Le Sezioni Unite sanciscono la legittimità del mutuo c.d. solutorio
Le Sezioni Unite sanciscono la legittimità del mutuo c.d. solutorio
Avv. Alice Schiavon
La Corte di Cassazione a Sezioni Unite è intervenuta con la sentenza n. 5841 del 5 marzo 2025, qui in commento, a dirimere il contrasto giurisprudenziale in tema di validità del mutuo c.d. solutorio, vale a dire utilizzato dal mutuatario per ripianare precedenti passività nei confronti dello stesso istituto di credito mutuante, confermando l’orientamento ampiamente maggioritario della giurisprudenza che ne riconosceva la validità e la sua natura di titolo esecutivo.
La Suprema Corte riconosce che il requisito della acquisizione della disponibilità giuridica della somma (c.d. traditio) deve ritenersi soddisfatto dall’accredito della somma sul conto corrente del mutuatario, a nulla rilevando che lo stesso conto corrente presenti un saldo attivo o passivo al momento dell’accredito. Parimenti tale disponibilità è realizzata tramite la contestuale operazione di giroconto – che non richiede necessariamente un distanziamento temporale – con cui si vada ad estinguere le pregresse passività.
Le Sezioni Unite avvalorano l’orientamento già espresso dalla recente giurisprudenza (cfr. Cass. n. 23149 del 2022) secondo cui la circostanza che l’operazione si risolva in una mera annotazione contabile, o “operazione di giro”, non autorizza a ritenere che tale operazione sia fittizia o solo apparente, considerato che, in epoca di moneta elettronica, spesso qualsiasi atto solutorio si riduce ad una “mera partita contabile”.
Con l’accredito della somma, il mutuo deve ritenersi, pertanto, perfettamente concluso, e la disponibilità della somma deve considerarsi effettivamente conseguita dal mutuatario, a prescindere dal successivo (anche se cronologicamente contestuale) impiego delle somme a ripianamento di passività, “la cui destinazione è manifestazione di un differente interesse che sorregge un atto ulteriore, autonomo benché ovviamente dipendente dal primo, in quanto proprio dal primo reso possibile”.
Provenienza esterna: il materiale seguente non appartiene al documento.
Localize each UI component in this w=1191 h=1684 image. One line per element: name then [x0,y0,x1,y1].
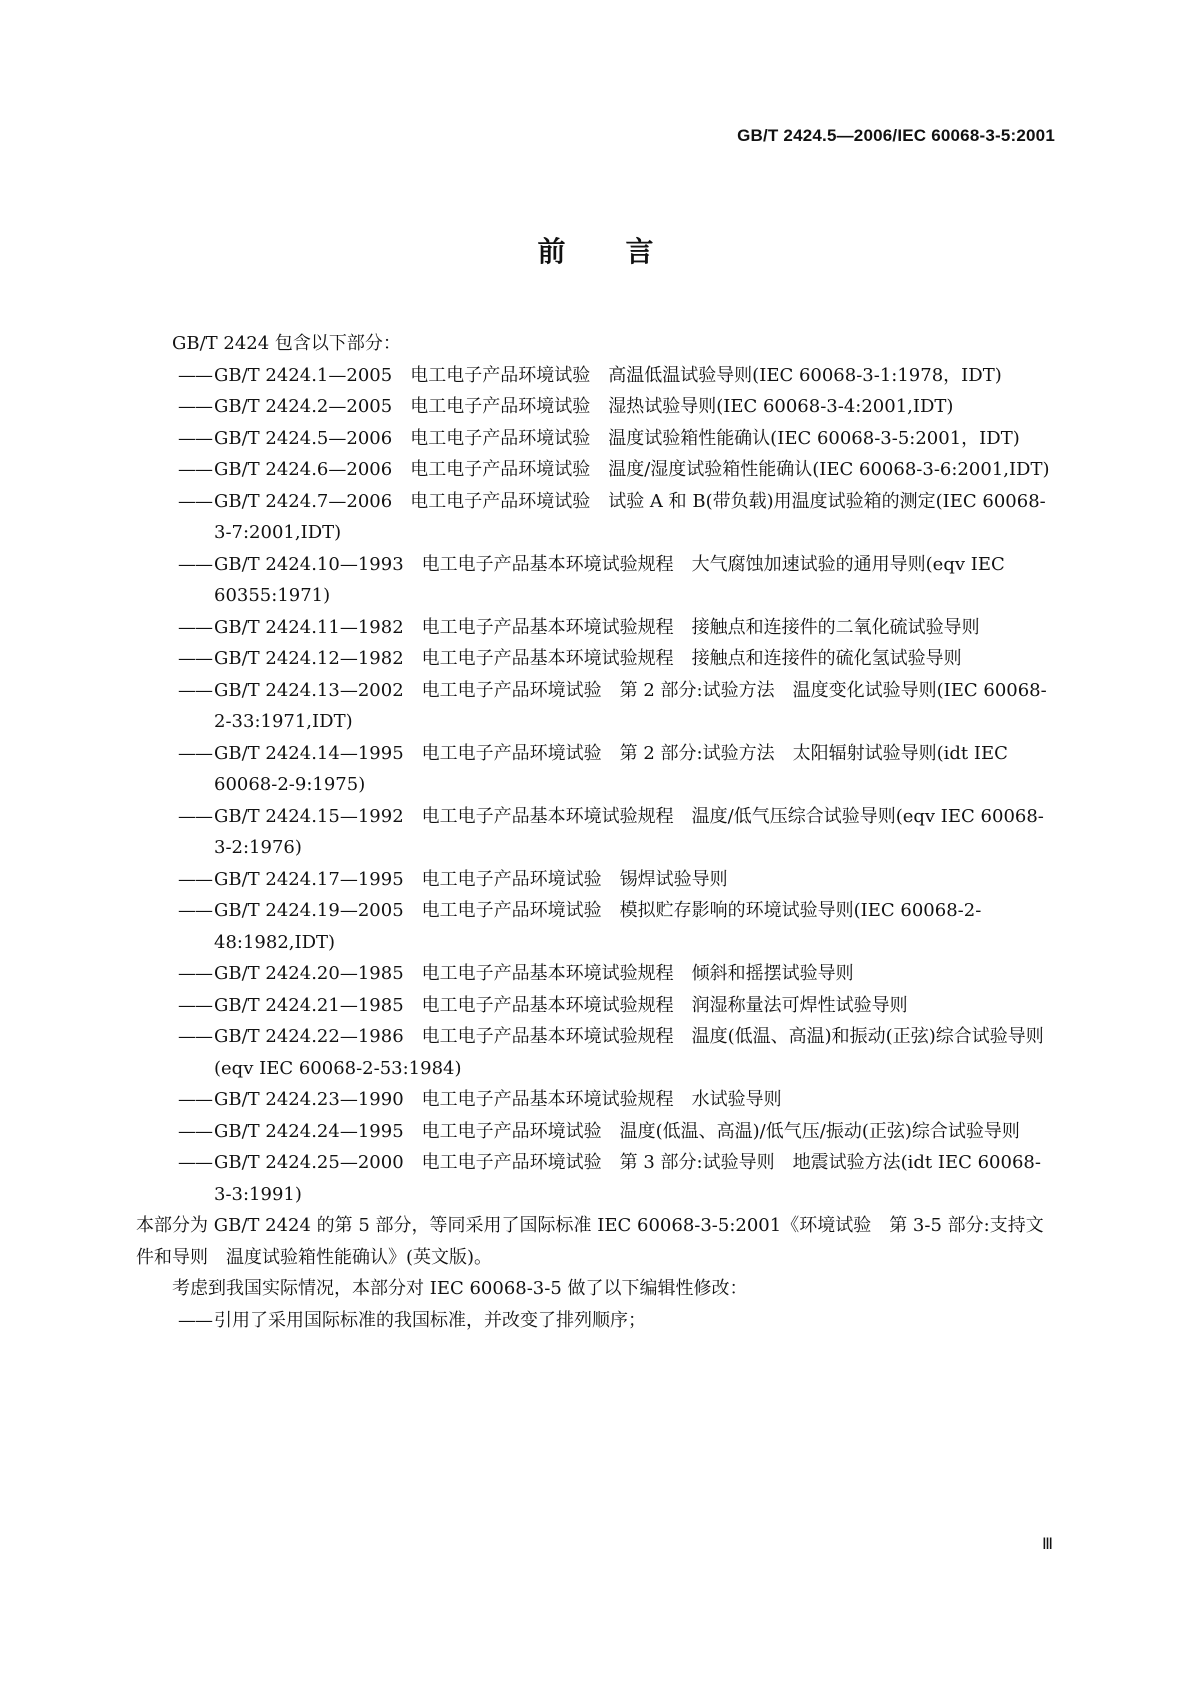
list-item [136,675,1051,738]
list-item [136,612,1051,644]
list-item [136,801,1051,864]
page-number: Ⅲ [1041,1536,1053,1553]
list-dash: —— [178,553,212,575]
list-item-text: GB/T 2424.22—1986 电工电子产品基本环境试验规程 温度(低温、高温)和振动(正弦)综合试验导则(eqv IEC 60068-2-53:1984) [214,1026,1044,1079]
list-item-text: GB/T 2424.2—2005 电工电子产品环境试验 湿热试验导则(IEC 60068-3-4:2001,IDT) [214,396,954,417]
list-item-text: GB/T 2424.24—1995 电工电子产品环境试验 温度(低温、高温)/低气压/振动(正弦)综合试验导则 [214,1120,1020,1142]
list-item [136,1021,1051,1084]
list-item-text: GB/T 2424.12—1982 电工电子产品基本环境试验规程 接触点和连接件的硫化氢试验导则 [214,648,962,669]
list-dash: —— [178,1026,212,1047]
list-dash: —— [178,742,212,764]
list-item [136,391,1051,423]
list-item [136,990,1051,1022]
list-dash: —— [178,805,212,827]
list-dash: —— [178,963,212,984]
changes-list [136,1305,1051,1337]
list-item [136,738,1051,801]
list-dash: —— [178,396,212,417]
list-item-text: GB/T 2424.5—2006 电工电子产品环境试验 温度试验箱性能确认(IEC 60068-3-5:2001，IDT) [214,427,1020,449]
list-item-text: GB/T 2424.17—1995 电工电子产品环境试验 锡焊试验导则 [214,868,728,890]
list-item-text: GB/T 2424.15—1992 电工电子产品基本环境试验规程 温度/低气压综合试验导则(eqv IEC 60068-3-2:1976) [214,805,1044,858]
intro-paragraph: GB/T 2424 包含以下部分： [172,333,401,354]
page-title: 前言 [537,235,714,268]
list-item [136,1084,1051,1116]
changes-paragraph: 考虑到我国实际情况，本部分对 IEC 60068-3-5 做了以下编辑性修改： [172,1278,748,1299]
list-dash: —— [178,490,212,512]
list-dash: —— [178,1089,212,1110]
list-dash: —— [178,364,212,386]
list-item [136,1305,1051,1337]
list-dash: —— [178,900,212,921]
list-item-text: GB/T 2424.21—1985 电工电子产品基本环境试验规程 润湿称量法可焊性试验导则 [214,994,908,1016]
header-standard-code: GB/T 2424.5—2006/IEC 60068-3-5:2001 [737,126,1055,145]
list-item [136,360,1051,392]
list-item [136,454,1051,486]
list-item [136,423,1051,455]
list-item-text: GB/T 2424.23—1990 电工电子产品基本环境试验规程 水试验导则 [214,1089,782,1110]
list-item [136,486,1051,549]
parts-list [136,360,1051,1211]
list-item [136,1147,1051,1210]
list-item [136,549,1051,612]
list-dash: —— [178,616,212,638]
list-item-text: GB/T 2424.10—1993 电工电子产品基本环境试验规程 大气腐蚀加速试验的通用导则(eqv IEC 60355:1971) [214,553,1005,606]
list-item-text: GB/T 2424.19—2005 电工电子产品环境试验 模拟贮存影响的环境试验导则(IEC 60068-2-48:1982,IDT) [214,900,982,953]
list-item [136,895,1051,958]
list-dash: —— [178,1152,212,1173]
list-dash: —— [178,1309,212,1331]
list-item-text: GB/T 2424.1—2005 电工电子产品环境试验 高温低温试验导则(IEC 60068-3-1:1978，IDT) [214,364,1002,386]
list-item-text: 引用了采用国际标准的我国标准，并改变了排列顺序； [214,1309,646,1331]
list-dash: —— [178,679,212,701]
list-item [136,1116,1051,1148]
list-item-text: GB/T 2424.6—2006 电工电子产品环境试验 温度/湿度试验箱性能确认(IEC 60068-3-6:2001,IDT) [214,459,1050,480]
list-dash: —— [178,868,212,890]
list-dash: —— [178,648,212,669]
list-item [136,643,1051,675]
list-item-text: GB/T 2424.14—1995 电工电子产品环境试验 第 2 部分:试验方法 太阳辐射试验导则(idt IEC 60068-2-9:1975) [214,742,1008,795]
list-item [136,864,1051,896]
list-dash: —— [178,994,212,1016]
list-item-text: GB/T 2424.20—1985 电工电子产品基本环境试验规程 倾斜和摇摆试验导则 [214,963,854,984]
list-item-text: GB/T 2424.25—2000 电工电子产品环境试验 第 3 部分:试验导则 地震试验方法(idt IEC 60068-3-3:1991) [214,1152,1041,1205]
list-dash: —— [178,427,212,449]
document-body [136,328,1051,1336]
list-item-text: GB/T 2424.11—1982 电工电子产品基本环境试验规程 接触点和连接件的二氧化硫试验导则 [214,616,980,638]
list-item-text: GB/T 2424.7—2006 电工电子产品环境试验 试验 A 和 B(带负载)用温度试验箱的测定(IEC 60068-3-7:2001,IDT) [214,490,1046,543]
list-dash: —— [178,1120,212,1142]
list-item [136,958,1051,990]
list-item-text: GB/T 2424.13—2002 电工电子产品环境试验 第 2 部分:试验方法 温度变化试验导则(IEC 60068-2-33:1971,IDT) [214,679,1047,732]
equivalence-paragraph: 本部分为 GB/T 2424 的第 5 部分，等同采用了国际标准 IEC 60068-3-5:2001《环境试验 第 3-5 部分:支持文件和导则 温度试验箱性能确认》(英文版)。 [136,1215,1044,1268]
list-dash: —— [178,459,212,480]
Tale fattispecie – precisa la Corte – non ricade nel paradigma del mutuo di scopo, in quanto l’utilizzo delle somme non entra nel sinallagma contrattuale e non assume rilevanza sul piano causale: al contrario, esso si colloca interamente su un momento ulteriore e distinto, benché presupponga l’effettivo spostamento di denaro.
Per questo le Sezioni Unite ritengono che il mutuo destinato ad estinguere passività preesistenti non possa essere configurato quale pactum de non petendo ad tempus (come ritenuto da Cass., sez. 1, ord. 20896 del 5/8/2019), vale a dire una mera rinegoziazione dei termini di pagamento dell’obbligazione preesistente. Al contrario, esso sortisce un effettivo spostamento di denaro, percepibile nella sfera economica del mutuante e del mutuatario, che costituisce il presupposto per il successivo impiego del denaro ad estinguere il debito preesistente.
Non sussistono ragioni – pertanto – che possano giustificare una aprioristica stigmatizzazione dell’operazione in termini di nullità negoziale: eventuali profili di “frode ai creditori” o “pagamento anomalo” rileveranno eventualmente sotto il profilo dell’efficacia (a mezzo esperimento di azioni revocatorie ordinarie o fallimentari) ovvero sotto il profilo della tutela risarcitoria, ove ve ne siano i presupposti. Infatti, come ormai più volte ribadito con orientamento di legittimità che deve dirsi dunque consolidato, gli atti negoziali pregiudizievoli nei confronti dei terzi (ad es. per abusiva concessione di credito o in frode ai creditori) non sono illeciti né altrimenti nulli, ferma restando la tutela risarcitoria nei casi di colpevole concorso dell’ente mutuante nel dissesto del cliente finanziato.